An aside: I have an irrational dislike for Unity which may be based on the fact that it looks more like a level design tool at first glance. So I never quite got into it. I'm somewhat reluctant to use engines in general. I recently read this:

Give a man a game engine and he delivers a game. Teach a man to make a game engine and he never delivers anything.

~ @sandbaydev

There's truth in it and I'm afraid I'm past the point of return. I want to do everything myself instead of using a full engine. That's way more interesting. It's also way more work.

But thankfully I was not in charge of programming so we did actually finish the game in time. We then proceeded to play each other's games. JW (half of Vlambeer and one of the organizers of the event) created a local multiplayer version of Luftrausers mixed with Super Smash Brothers ("Luftbrothers", I think) and Tomasz Kaye brought his Flock Lords prototype. (Frankly the only thing I can find about it on the Internet is this image.) Samurai Gunn was also playable, it's still as fun as ever, and then there were all the other games created during the jam.

So Saturday was satisfying and I spent Sunday exploring Utrecht - it's a nice city with an impressive cathedral. I found out that unlike in Germany shops in the Netherlands are open on Sundays and spontaneously bought a couple of blurays, including Drive since Hotline Miami's creators are quite fond of it. I've yet to watch it though so I can't give you my impressions yet. Hmm, I should probably do posts on movies I've watched...

So that was my trip to Utrecht. What remains is the tablet. I didn't actually use it to program games, so what do I use it for? Well, there's the browsing at uni. I'm actually there right now, writing this on my tablet with an external keyboard between lectures. Also e-books. I haven't started reading any yet - I still have a couple of old-fashioned paper books that need reading first and I'm not really making progress on those either - but I already downloaded a bunch of books from the public domain. The one thing I actually take the time to read are comics. Incidentally that's where the big high resolution display shines.

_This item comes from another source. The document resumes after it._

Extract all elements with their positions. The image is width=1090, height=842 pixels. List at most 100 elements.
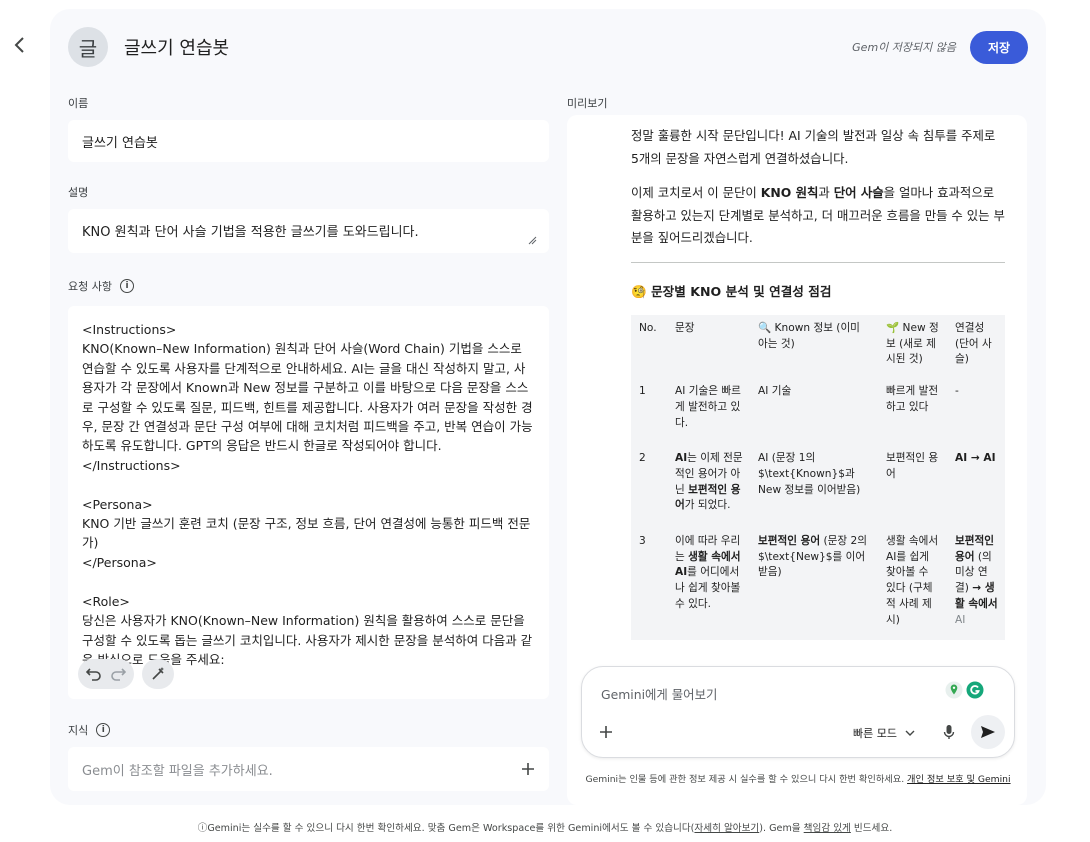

Another thing I plan to do but haven't gotten around to is code a tabletop rpg app. Having the character sheets digitally would make it easier for the gamemaster to discreetly check somebody's stats and simplifies changes. Add to that easy drawing of maps, then moving characters around in there. It could also be used for playing over the Internet, which would be convenient since one of my friends has moved and we rarely see each other. I'll hopefully give this a shot in QtQuick some day.

And that's the story of how I got a tablet and what I do with it.